Déjà que le contexte économique actuel n'annonce pas l'abondance au cours des prochains mois, observe le propriétaire de trois restaurants, dont deux sont situés au centre-ville. «La population est inquiète», constate-t-il. «Les gens sont hésitants, ils dépensent moins. On ne parle que d'austérité, les travailleurs ont peur de perdre leur emploi. Dans ce contexte, ils vont moins au restaurant et ils remplissent leur bas de laine.»

M. Angers mentionne qu'une rencontre se déroulera bientôt avec les commerçants du centre-ville pour entendre leur point de vue. Il n'est pas fermé au report des travaux, bien que lors de la dernière assemblée publique régulière, le conseiller Alain Lord a présenté un avis de motion pour l'adoption d'un emprunt de 8,484 millions $ pour des travaux de réfection, dont la plus grande partie concerne justement ceux de la 5e Rue.

Le maire souligne que les manoeuvres prévues au centre-ville cet été ne se compareront en rien aux inconvénients vécus en 2014.

«Les travaux vont s'échelonner sur 23 ou 24 semaines, mais ça va se faire en tronçons», explique-t-il. «Entre Tamarac et Mercier, puis entre Mercier et des Cèdres et enfin, entre des Cèdres et Broadway. On ne bloquera pas le centre-ville! L'impact des travaux sera beaucoup moindre que l'an passé. Mais on va quand même rencontrer les gens, comme on l'a fait la dernière fois.»

Justement, M. Villemure souhaite que l'administration municipale analyse les arguments qui lui seront présentés plutôt que d'expliquer simplement un plan déjà décidé. «L'an passé, la réunion visait à nous dire ce qui arriverait», laisse-t-il tomber.

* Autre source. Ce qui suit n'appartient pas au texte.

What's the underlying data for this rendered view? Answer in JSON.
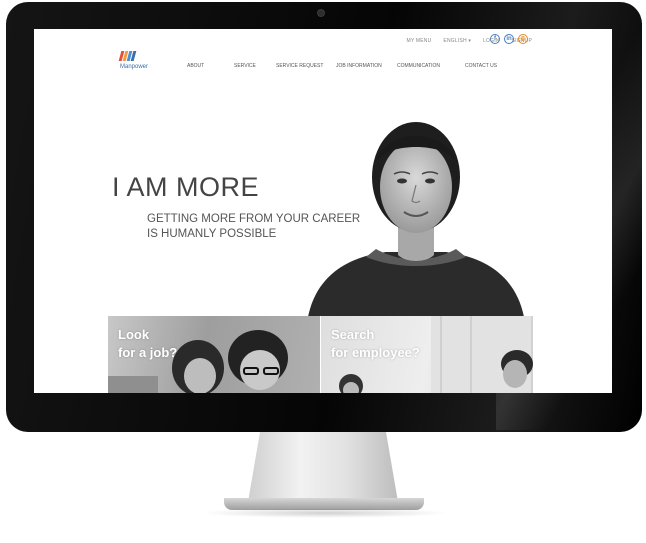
{
  "utility_nav": {
    "items": [
      "MY MENU",
      "ENGLISH ▾",
      "LOGIN",
      "SIGNUP"
    ]
  },
  "social": {
    "facebook": "f",
    "linkedin": "in",
    "instagram": "◎"
  },
  "logo": {
    "text": "Manpower"
  },
  "main_nav": {
    "items": [
      "ABOUT",
      "SERVICE",
      "SERVICE REQUEST",
      "JOB INFORMATION",
      "COMMUNICATION",
      "CONTACT US"
    ]
  },
  "hero": {
    "title": "I AM MORE",
    "subtitle_line1": "GETTING MORE FROM YOUR CAREER",
    "subtitle_line2": "IS HUMANLY POSSIBLE"
  },
  "tiles": {
    "left": {
      "line1": "Look",
      "line2": "for a job?"
    },
    "right": {
      "line1": "Search",
      "line2": "for employee?"
    }
  },
  "colors": {
    "brand_blue": "#3e6fa8",
    "logo_bars": [
      "#e94e3c",
      "#f39c3a",
      "#4a90d9",
      "#3e6fa8"
    ],
    "social_blue": "#4a7fc1",
    "social_orange": "#e08c2a"
  }
}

M. Angers mentionne que l'aide financière qui sera consentie pour ces travaux jouera également dans l'équation. Il rappelle qu'au départ, la réfection de l'avenue de la Station était prévue en 2012. La Ville avait exigé un report, en raison de la présentation de la Coupe Memorial et des Jeux du Québec. Elle a ensuite dû patienter jusqu'en 2014 avant que les fonds nécessaires soient débloqués.

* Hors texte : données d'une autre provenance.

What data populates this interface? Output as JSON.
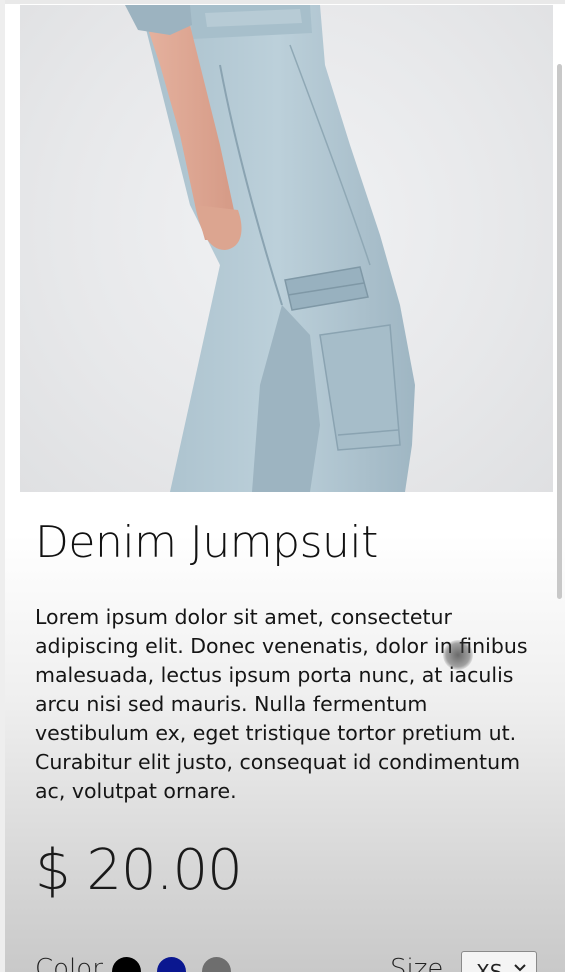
{
  "product": {
    "title": "Denim Jumpsuit",
    "description": "Lorem ipsum dolor sit amet, consectetur adipiscing elit. Donec venenatis, dolor in finibus malesuada, lectus ipsum porta nunc, at iaculis arcu nisi sed mauris. Nulla fermentum vestibulum ex, eget tristique tortor pretium ut. Curabitur elit justo, consequat id condimentum ac, volutpat ornare.",
    "price": "$ 20.00",
    "image_icon": "product-photo-denim-jumpsuit"
  },
  "options": {
    "color_label": "Color",
    "colors": [
      {
        "name": "black",
        "hex": "#000000"
      },
      {
        "name": "navy",
        "hex": "#0a1790"
      },
      {
        "name": "gray",
        "hex": "#6e6e6e"
      }
    ],
    "size_label": "Size",
    "size_value": "XS"
  }
}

L'aide financière de 1,75 million $ attendue pour les travaux de la 5e Rue, évalués à 6 millions $, n'a toujours pas été confirmée par Québec.

Le président du Regroupement des gens d'affaires du centre-ville de Shawinigan s'intéressera à la démarche de M. Villemure. Laurent Beaulieu s'attend toutefois à laisser sa place lors de l'assemblée générale annuelle qui se déroulera vraisemblablement le 24 février. De son côté, Claude Villemure reconnaît un intérêt pour s'impliquer dans cette association.